Efendisinden Bağışlamayı Öğrendi

Efendisinden Bağışlamayı Öğrendi

1. Petrus’un hayatındaki en kötü an muhtemelen neydi?

 PETRUS göz göze geldikleri o korkunç anı asla unutamayacaktı. Acaba İsa’nın bakışlarında bir hayal kırıklığı ya da sitem mi görmüştü? Bunu bilemeyiz; Tanrı ilhamı kayıt sadece “Efendimiz dönüp Petrus’a baktı” der (Luka 22:61). Fakat o tek bakış bile, Petrus’un ne kadar ciddi bir hata yaptığını anlamasına yetti. İsa’nın önceden bildirdiği ve kendisinin ısrarla ‘asla yapmam’ dediği şeyi yapmış, sevgili Efendisini inkâr etmişti. Petrus’un dünyası başına yıkılmıştı. Belki de hayatının en kötü gününün en kötü anını yaşıyordu.

2. (a) Petrus’un neyi öğrenmesi gerekiyordu? (b) Onun yaşadıklarından ne öğrenebiliriz?

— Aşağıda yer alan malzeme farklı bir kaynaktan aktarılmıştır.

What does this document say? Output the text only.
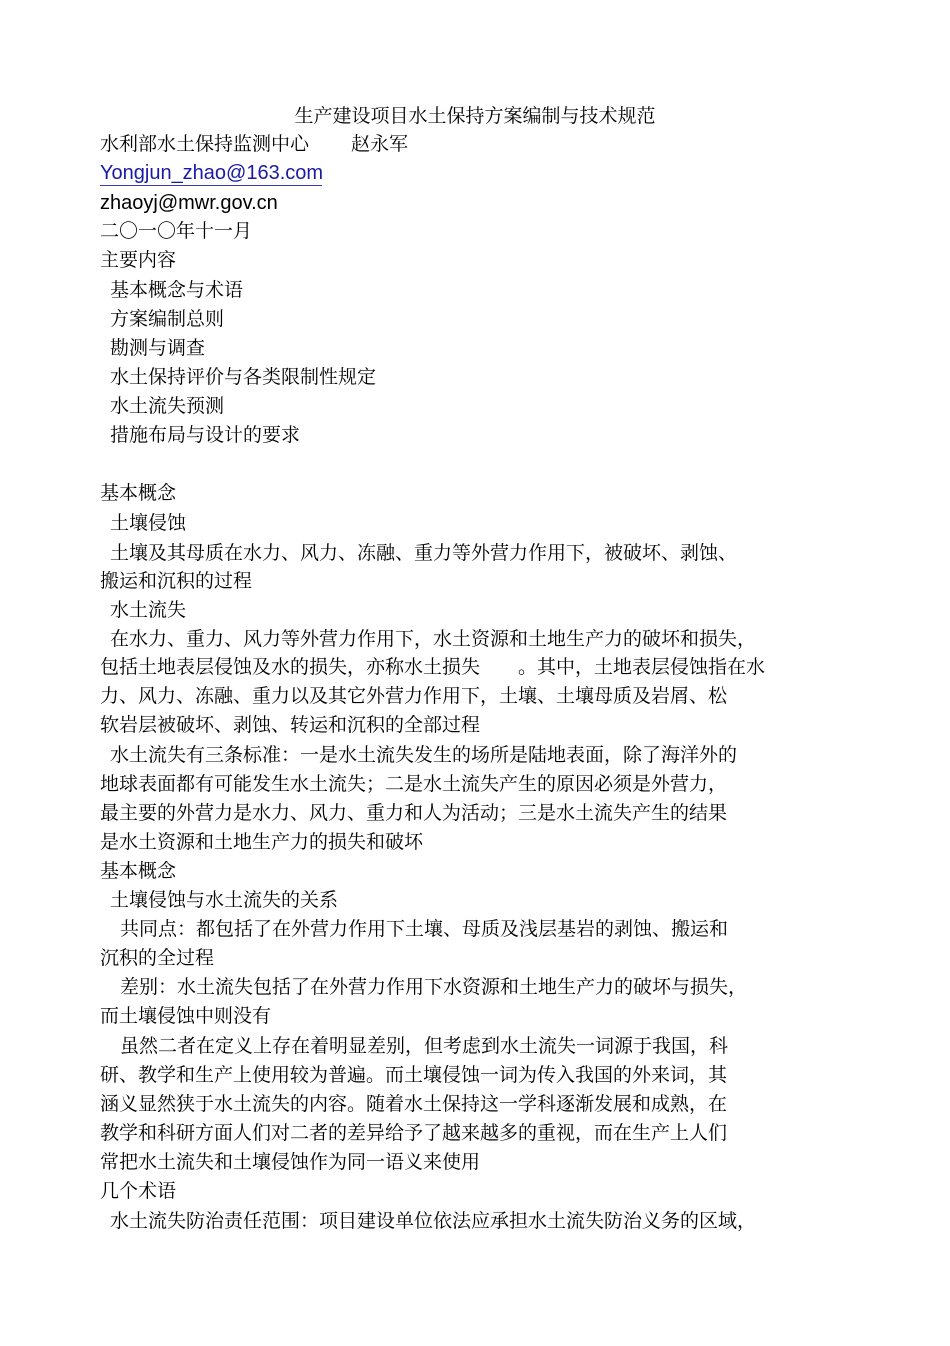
生产建设项目水土保持方案编制与技术规范
水利部水土保持监测中心 赵永军
Yongjun_zhao@163.com
zhaoyj@mwr.gov.cn
二〇一〇年十一月
主要内容
基本概念与术语
方案编制总则
勘测与调查
水土保持评价与各类限制性规定
水土流失预测
措施布局与设计的要求
基本概念
土壤侵蚀
土壤及其母质在水力、风力、冻融、重力等外营力作用下，被破坏、剥蚀、
搬运和沉积的过程
水土流失
在水力、重力、风力等外营力作用下，水土资源和土地生产力的破坏和损失，
包括土地表层侵蚀及水的损失，亦称水土损失　　。其中，土地表层侵蚀指在水
力、风力、冻融、重力以及其它外营力作用下，土壤、土壤母质及岩屑、松
软岩层被破坏、剥蚀、转运和沉积的全部过程
水土流失有三条标准：一是水土流失发生的场所是陆地表面，除了海洋外的
地球表面都有可能发生水土流失；二是水土流失产生的原因必须是外营力，
最主要的外营力是水力、风力、重力和人为活动；三是水土流失产生的结果
是水土资源和土地生产力的损失和破坏
基本概念
土壤侵蚀与水土流失的关系
共同点：都包括了在外营力作用下土壤、母质及浅层基岩的剥蚀、搬运和
沉积的全过程
差别：水土流失包括了在外营力作用下水资源和土地生产力的破坏与损失，
而土壤侵蚀中则没有
虽然二者在定义上存在着明显差别，但考虑到水土流失一词源于我国，科
研、教学和生产上使用较为普遍。而土壤侵蚀一词为传入我国的外来词，其
涵义显然狭于水土流失的内容。随着水土保持这一学科逐渐发展和成熟，在
教学和科研方面人们对二者的差异给予了越来越多的重视，而在生产上人们
常把水土流失和土壤侵蚀作为同一语义来使用
几个术语
水土流失防治责任范围：项目建设单位依法应承担水土流失防治义务的区域，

2 Ancak bu her şeyin sonu değildi. Petrus çok imanlı biri olduğundan, hatasını telafi etmek ve İsa’nın vereceği en büyük derslerden birini öğrenmek için hâlâ fırsata sahipti. Bu ders, bağışlayıcı olmakla ilgiliydi. Bizim de aynı şeyi öğrenmeye ihtiyacımız var. O halde şimdi, Petrus’un neler yaşadığına bakalım.

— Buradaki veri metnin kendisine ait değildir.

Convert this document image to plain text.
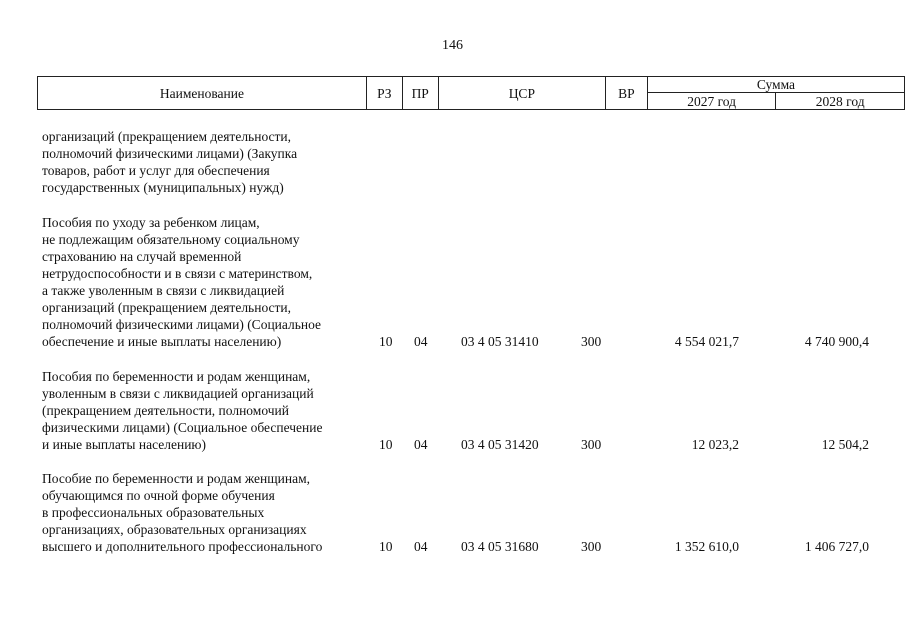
146
Наименование	РЗ	ПР	ЦСР	ВР	Сумма	
					2027 год	2028 год
организаций (прекращением деятельности,
полномочий физическими лицами) (Закупка
товаров, работ и услуг для обеспечения
государственных (муниципальных) нужд)
Пособия по уходу за ребенком лицам,
не подлежащим обязательному социальному
страхованию на случай временной
нетрудоспособности и в связи с материнством,
а также уволенным в связи с ликвидацией
организаций (прекращением деятельности,
полномочий физическими лицами) (Социальное
обеспечение и иные выплаты населению)	10	04	03 4 05 31410	300	4 554 021,7	4 740 900,4
Пособия по беременности и родам женщинам,
уволенным в связи с ликвидацией организаций
(прекращением деятельности, полномочий
физическими лицами) (Социальное обеспечение
и иные выплаты населению)	10	04	03 4 05 31420	300	12 023,2	12 504,2
Пособие по беременности и родам женщинам,
обучающимся по очной форме обучения
в профессиональных образовательных
организациях, образовательных организациях
высшего и дополнительного профессионального	10	04	03 4 05 31680	300	1 352 610,0	1 406 727,0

Daha Öğrenmesi Gereken Çok Şey Vardı

3, 4. (a) Petrus İsa’ya ne sordu? Bunu sorarken ne düşünmüş olabilir? (b) İsa Petrus’a, o dönemde yaygın olan tutumdan onun da etkilendiğini nasıl gösterdi?

3 Petrus bundan yaklaşık altı ay önce memleketi Kefernahum’da İsa’nın yanına gelip “Efendim, kardeşim bana karşı kaç defa günah işlerse onu affetmeliyim? Yedi defaya kadar mı?” diye sormuştu. Petrus herhalde çok hoşgörülü olduğunu düşünmüştü. Ne de olsa o dönemin din adamları sadece üç defa affetmek gerektiğini öğretiyordu. Fakat İsa Petrus’a şöyle cevap verdi: “Sana yedi defaya değil, yetmiş yedi defaya kadar diyorum” (Mat. 18:21, 22).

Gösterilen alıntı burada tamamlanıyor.